As you can see, it can be very difficult to compare apples with apples – even when looking at two prestigious schools located in the same city. On their international student CoA documents, NYU offers a grouping of transportation and personal expenses whereas Columbia attempts to break it down a little more. And, from this information alone, it’s probably best to consider that NYU’s books fall under personal expenses.
Luckily, the programme structures between Columbia Fu and NYU Tandon MS Engineering programmes aren’t that different. For example, both universities require their MS Engineering in Mechanical Engineering students to complete 30 credits or points. It gets a little more difficult to compare tracks when you’re working with programmes that require 24 credits, points or tuition hours verses those that mandate 32 hours.

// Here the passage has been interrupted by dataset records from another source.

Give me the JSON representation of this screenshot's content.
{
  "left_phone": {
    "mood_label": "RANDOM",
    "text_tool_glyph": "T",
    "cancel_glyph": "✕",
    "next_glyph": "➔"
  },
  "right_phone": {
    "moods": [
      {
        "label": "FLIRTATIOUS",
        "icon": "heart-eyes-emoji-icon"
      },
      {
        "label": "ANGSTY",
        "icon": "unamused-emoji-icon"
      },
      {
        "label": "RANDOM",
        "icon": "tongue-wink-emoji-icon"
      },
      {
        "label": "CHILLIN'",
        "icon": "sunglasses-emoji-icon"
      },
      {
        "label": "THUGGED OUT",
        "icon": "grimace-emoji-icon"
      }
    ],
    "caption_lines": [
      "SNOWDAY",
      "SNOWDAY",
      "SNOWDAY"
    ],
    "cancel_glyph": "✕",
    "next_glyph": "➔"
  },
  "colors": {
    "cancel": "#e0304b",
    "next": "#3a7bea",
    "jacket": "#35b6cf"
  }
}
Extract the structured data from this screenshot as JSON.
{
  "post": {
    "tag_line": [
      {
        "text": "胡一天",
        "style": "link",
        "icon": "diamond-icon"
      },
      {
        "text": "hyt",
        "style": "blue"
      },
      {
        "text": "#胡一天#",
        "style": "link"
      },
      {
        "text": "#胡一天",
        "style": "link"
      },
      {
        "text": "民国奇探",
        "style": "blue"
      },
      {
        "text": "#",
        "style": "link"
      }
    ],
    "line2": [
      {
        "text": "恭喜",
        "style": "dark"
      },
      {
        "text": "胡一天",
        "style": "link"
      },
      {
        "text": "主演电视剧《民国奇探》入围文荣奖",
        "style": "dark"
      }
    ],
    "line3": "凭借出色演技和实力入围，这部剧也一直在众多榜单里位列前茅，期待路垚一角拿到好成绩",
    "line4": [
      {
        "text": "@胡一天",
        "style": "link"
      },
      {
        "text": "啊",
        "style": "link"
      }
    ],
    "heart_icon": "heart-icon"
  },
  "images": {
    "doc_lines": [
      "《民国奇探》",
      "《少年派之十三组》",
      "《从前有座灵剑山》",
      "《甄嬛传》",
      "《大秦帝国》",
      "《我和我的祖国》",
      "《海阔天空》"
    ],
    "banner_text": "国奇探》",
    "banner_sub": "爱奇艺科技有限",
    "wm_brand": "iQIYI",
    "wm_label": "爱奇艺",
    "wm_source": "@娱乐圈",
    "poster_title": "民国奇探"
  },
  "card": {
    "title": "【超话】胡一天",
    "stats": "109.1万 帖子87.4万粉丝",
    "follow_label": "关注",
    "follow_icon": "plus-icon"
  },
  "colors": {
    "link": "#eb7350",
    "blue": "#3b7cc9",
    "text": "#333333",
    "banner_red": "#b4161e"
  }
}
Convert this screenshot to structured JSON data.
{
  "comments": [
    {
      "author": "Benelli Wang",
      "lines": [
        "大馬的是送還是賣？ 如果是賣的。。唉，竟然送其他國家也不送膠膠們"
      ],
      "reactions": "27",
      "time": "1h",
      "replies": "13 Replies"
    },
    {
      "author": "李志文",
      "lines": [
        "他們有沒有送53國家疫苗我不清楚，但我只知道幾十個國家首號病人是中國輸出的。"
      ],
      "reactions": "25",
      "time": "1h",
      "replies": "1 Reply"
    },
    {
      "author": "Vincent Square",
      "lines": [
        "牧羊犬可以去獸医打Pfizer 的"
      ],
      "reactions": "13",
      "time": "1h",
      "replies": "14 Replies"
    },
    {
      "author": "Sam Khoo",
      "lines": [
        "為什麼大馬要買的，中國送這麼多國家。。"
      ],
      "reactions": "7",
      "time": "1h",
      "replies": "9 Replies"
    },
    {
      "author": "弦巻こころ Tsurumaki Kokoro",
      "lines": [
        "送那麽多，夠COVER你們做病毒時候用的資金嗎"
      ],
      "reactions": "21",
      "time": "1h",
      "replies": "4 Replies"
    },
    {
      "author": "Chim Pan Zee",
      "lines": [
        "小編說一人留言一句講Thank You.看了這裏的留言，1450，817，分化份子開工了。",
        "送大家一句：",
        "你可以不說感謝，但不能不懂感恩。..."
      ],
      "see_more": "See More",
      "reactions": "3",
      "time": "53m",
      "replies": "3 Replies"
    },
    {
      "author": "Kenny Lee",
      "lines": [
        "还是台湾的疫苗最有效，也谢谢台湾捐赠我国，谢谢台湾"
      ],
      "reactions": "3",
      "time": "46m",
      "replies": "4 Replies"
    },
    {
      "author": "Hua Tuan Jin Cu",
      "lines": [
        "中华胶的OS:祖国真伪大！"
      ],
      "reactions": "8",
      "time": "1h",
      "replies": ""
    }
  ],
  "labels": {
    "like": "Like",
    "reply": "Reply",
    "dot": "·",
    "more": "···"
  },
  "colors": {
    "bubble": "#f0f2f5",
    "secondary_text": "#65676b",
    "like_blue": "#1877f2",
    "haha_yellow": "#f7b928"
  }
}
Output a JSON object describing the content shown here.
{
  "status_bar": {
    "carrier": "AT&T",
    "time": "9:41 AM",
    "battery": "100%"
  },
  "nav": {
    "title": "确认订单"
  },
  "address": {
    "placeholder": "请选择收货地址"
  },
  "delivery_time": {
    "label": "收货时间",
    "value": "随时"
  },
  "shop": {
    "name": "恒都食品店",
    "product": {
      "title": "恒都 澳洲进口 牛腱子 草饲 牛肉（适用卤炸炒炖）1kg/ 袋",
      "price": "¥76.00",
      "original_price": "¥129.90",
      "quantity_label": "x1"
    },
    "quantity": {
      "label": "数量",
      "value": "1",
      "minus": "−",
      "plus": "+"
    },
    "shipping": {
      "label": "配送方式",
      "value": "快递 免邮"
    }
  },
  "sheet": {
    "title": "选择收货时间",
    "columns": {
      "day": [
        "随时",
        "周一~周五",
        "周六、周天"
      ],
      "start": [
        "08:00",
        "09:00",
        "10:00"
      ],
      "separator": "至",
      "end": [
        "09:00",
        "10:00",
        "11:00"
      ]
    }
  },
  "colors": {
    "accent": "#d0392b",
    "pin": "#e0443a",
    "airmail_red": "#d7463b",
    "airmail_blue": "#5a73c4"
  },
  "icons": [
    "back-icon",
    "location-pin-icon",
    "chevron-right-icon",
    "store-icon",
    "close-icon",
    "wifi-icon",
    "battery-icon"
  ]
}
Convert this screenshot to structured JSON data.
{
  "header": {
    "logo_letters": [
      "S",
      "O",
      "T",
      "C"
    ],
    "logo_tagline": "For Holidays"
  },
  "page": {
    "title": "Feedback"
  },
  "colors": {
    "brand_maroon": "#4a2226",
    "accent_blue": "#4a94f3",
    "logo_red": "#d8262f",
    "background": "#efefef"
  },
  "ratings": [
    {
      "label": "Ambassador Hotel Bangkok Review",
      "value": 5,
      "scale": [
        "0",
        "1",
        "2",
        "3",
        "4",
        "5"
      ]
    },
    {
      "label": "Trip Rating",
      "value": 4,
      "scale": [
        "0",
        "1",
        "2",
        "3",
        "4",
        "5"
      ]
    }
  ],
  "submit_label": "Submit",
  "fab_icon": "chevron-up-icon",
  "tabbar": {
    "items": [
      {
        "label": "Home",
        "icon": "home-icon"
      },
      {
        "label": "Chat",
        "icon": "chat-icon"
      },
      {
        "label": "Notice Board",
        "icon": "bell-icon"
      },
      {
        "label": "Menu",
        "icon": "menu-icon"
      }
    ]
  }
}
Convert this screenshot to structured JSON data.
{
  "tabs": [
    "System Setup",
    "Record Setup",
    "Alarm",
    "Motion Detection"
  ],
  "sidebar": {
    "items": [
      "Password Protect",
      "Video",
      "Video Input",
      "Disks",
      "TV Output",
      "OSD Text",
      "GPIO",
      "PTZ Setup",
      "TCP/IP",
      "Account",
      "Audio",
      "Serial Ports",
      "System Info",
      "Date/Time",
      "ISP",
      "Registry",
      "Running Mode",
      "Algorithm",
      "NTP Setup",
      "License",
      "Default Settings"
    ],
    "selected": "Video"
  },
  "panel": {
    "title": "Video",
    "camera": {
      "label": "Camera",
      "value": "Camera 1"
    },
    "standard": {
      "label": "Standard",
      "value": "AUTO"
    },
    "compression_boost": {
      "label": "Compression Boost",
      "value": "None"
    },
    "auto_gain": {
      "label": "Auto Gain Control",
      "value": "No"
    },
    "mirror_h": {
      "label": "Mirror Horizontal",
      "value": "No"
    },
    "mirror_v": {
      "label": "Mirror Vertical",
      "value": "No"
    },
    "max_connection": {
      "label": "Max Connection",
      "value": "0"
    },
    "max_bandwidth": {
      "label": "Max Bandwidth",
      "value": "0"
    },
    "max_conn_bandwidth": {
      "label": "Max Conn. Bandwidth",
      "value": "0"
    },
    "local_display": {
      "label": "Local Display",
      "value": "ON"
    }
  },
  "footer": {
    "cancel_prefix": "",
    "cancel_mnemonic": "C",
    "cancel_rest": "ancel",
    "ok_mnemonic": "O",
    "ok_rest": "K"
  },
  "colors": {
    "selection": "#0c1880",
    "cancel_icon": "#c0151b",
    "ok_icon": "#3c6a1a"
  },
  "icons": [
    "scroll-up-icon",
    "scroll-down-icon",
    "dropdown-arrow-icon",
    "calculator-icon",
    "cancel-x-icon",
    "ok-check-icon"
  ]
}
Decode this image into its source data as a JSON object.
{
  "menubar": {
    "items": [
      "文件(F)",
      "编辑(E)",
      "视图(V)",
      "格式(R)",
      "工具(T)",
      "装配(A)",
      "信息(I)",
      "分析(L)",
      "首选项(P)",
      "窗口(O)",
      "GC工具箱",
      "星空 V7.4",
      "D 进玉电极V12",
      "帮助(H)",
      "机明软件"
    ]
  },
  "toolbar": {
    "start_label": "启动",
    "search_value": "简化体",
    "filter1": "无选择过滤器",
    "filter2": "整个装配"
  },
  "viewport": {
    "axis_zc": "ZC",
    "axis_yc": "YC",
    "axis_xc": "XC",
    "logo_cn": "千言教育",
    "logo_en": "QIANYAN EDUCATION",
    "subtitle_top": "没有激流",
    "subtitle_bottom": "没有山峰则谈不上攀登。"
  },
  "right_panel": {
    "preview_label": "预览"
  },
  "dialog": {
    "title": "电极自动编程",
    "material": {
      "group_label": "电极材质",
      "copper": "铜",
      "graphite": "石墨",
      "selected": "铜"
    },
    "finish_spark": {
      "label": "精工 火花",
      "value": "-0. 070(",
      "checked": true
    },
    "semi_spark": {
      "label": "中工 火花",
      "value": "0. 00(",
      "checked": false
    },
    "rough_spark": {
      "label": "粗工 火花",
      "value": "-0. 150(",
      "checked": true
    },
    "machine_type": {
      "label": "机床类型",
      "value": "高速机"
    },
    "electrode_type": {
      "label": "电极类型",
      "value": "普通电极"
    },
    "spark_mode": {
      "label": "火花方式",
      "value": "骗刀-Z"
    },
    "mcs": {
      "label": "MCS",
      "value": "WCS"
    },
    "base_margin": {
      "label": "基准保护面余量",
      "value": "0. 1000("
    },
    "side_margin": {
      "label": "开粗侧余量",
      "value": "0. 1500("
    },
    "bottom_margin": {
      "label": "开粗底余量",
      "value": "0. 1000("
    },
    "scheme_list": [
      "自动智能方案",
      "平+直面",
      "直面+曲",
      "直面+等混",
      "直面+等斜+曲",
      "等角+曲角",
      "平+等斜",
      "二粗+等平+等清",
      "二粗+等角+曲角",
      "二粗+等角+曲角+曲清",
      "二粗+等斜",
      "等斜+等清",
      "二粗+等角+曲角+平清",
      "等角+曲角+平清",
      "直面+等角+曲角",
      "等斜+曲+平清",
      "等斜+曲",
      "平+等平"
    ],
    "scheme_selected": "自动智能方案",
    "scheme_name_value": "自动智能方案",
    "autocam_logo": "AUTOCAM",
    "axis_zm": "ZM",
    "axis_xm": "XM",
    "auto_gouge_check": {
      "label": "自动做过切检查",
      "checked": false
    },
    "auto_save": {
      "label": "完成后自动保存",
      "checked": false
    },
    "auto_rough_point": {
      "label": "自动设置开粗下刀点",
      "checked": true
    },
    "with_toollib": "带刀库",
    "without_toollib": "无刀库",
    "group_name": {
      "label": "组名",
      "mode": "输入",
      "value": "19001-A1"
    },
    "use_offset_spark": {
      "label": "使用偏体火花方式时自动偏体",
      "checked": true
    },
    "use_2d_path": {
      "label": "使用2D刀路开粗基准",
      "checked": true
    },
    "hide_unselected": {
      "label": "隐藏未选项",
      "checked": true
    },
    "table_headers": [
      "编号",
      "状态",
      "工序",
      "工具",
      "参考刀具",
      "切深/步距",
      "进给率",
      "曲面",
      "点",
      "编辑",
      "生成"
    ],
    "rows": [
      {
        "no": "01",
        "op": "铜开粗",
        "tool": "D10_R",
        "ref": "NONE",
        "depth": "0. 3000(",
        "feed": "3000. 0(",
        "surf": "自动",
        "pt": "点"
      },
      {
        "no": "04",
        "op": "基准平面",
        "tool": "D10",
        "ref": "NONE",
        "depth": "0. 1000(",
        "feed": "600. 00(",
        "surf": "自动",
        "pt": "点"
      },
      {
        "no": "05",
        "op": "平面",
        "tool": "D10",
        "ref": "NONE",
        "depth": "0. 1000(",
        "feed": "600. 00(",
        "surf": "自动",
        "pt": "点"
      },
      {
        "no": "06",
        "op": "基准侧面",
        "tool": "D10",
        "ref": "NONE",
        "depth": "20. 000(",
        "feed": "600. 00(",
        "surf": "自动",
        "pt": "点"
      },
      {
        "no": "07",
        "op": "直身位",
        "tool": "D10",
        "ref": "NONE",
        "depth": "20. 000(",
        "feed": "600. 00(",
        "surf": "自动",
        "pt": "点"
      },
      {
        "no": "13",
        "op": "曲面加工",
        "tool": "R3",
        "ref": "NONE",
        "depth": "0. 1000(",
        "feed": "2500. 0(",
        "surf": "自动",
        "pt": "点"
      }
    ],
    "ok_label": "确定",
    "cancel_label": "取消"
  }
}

Tuition is a mandatory expense whether you live off noodles and cereal in a half-room sized flat for a year or not. But, it’s not the only line item that you must pay. Schools have a lot of mandatory fees.
Consider UCLA’s master’s degrees fees for the 2017-2018 academic year. The following doesn’t even touch on living expenses; it only covers tuition, health insurance, and mandatory fees.
With the exception of the document fee, which is a one-time fee, each of these are annual expenses for masters students. And, there’s no way to waive these fees – whether you use the facilities mentioned or not. You’re still paying for the use of the gym even if you never once set foot in it. And, as have probably noticed by now, you can pay $32,000 and still not have had a bite to eat, a bed to sleep in, or a book to study.
Incidentally, UCLA estimates these line items for annual living expenses for masters students:
UCLA has also added a line item of $738 for “loan fees”, but international students must remember that they don’t qualify for federally-funded American student loans. The cost of borrowing to fund your studies is, of course, part of the larger cost of attendance, but international students must consider it differently.
Every international student planning to attend an American university for their masters will receive an I-20 form from their school. You are unable to apply for a visa without this form – and even students from exempted countries must supply this form when they enter the United States.
Simply put, the I-20 form outlines the cost of attendance (as provided by the university) and demonstrates your ability to financially meet these line items.
And this is where cost of attendance can become a little tricky for international students.
The University of Southern California’s Viterbi Engineering department outlines the predicament facing international students (relatively) easily.
Pretend you’re enrolled in a 30-unit master’s programme, spread over four semesters (fall 2017 to spring 2019). Your mandatory fee structure will look something like this:
The university suggests taking six units for your first and last semesters and nine units in the middle ones. And, that seems to make sense, until you look at the university’s master’s programmes expenses breakdowns. There, it’s claimed that six units is a half-time course load, which can make things confusing for both prospective students and for visa officers.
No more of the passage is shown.